Some Javascript based PC and old computer emulators:

PCEjs The above ported to Javascript by using Emscripten
  • Atari ST
  • IBM PC 5150/5160
  • Mac Plus - Emulates Macintosh 128K, 512K, 512Ke, Mac Plus, Mac SE or Mac Classic
  • rc759 Regnecentralen RC759 Piccoline, which I guess was a computer made in/for Denmark specifically
This one is specifically an IBM PC 5150 emulator. Has several disk images, mainly DOS but there's a Windows 1.0 too.

This one is an x86 emulator written in Javascript that loads up a very simple Linux system when you visit the page. It seems pretty responsive. The guy that wrote it said it should be about the level of a 486 but without a floating point unit. No network support.

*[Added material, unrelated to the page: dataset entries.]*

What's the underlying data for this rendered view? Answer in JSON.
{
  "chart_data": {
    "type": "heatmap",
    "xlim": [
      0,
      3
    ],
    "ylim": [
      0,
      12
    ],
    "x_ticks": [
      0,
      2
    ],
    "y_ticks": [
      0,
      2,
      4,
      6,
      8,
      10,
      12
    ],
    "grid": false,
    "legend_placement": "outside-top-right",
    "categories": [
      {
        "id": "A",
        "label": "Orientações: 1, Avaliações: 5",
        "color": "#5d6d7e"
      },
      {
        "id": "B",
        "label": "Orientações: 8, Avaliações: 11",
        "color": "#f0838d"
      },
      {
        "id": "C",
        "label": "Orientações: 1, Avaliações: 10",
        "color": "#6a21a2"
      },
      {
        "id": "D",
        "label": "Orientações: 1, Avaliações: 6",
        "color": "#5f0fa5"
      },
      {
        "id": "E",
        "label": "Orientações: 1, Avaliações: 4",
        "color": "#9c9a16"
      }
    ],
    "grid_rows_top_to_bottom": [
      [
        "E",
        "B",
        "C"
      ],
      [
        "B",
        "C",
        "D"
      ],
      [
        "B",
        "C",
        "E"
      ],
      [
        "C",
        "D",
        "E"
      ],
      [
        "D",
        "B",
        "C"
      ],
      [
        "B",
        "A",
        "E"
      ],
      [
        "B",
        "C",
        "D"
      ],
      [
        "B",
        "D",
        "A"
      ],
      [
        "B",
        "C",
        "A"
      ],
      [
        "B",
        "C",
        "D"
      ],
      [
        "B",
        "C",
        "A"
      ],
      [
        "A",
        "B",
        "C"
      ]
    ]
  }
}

This is another x86 emulator written in Javascript. This one has several disk images of Linux, DOS and even Windows 1.01.

DOSBox is a x86 emulator that comes with it's own DOS like environment. The development has been mainly focused on getting games running, but it can also run other applications. It's possible to run Windows 3.1 and even Windows 95 on it. However, Windows 95 isn't super stable. Em-DOSBox is a port of DOSBox to Javascript using Emscripten. Emscripten can compile C/C++ code to Javascript.

Internet Archive DOS and Windows games
Windows 3.11 in your browser
Here's the thing that blows my mind. I ran Windows 3.1 on a 486sx 20Mhz in the early 90s, so about 23-24 years ago. Now it's in my browser and it's not even slow.
This Em-DOSBox generally has a better interface than the other x86 emulators above.

Windows 95 in your browser
I'm not sure about the legality of this one. From all accounts it is buggy and tends to hang. I'm sure the Internet Archive version of Windows 3.11 above is legal. For one thing, they don't let you download it. All you can do is stream it from their website.

It's conceivable that someone could make an adventure game set in the 90s with fully working emulated computers from the era, given that all of this stuff works in the average browser these days. Even better if they can simulate a modem and let you dial up to a virtual BBS. It'd be great if Microsoft came out and said that MSDOS and old versions of Windows, such as 3.1 and 95, would be freely available for this sort of thing. After all, "It's a new Microsoft."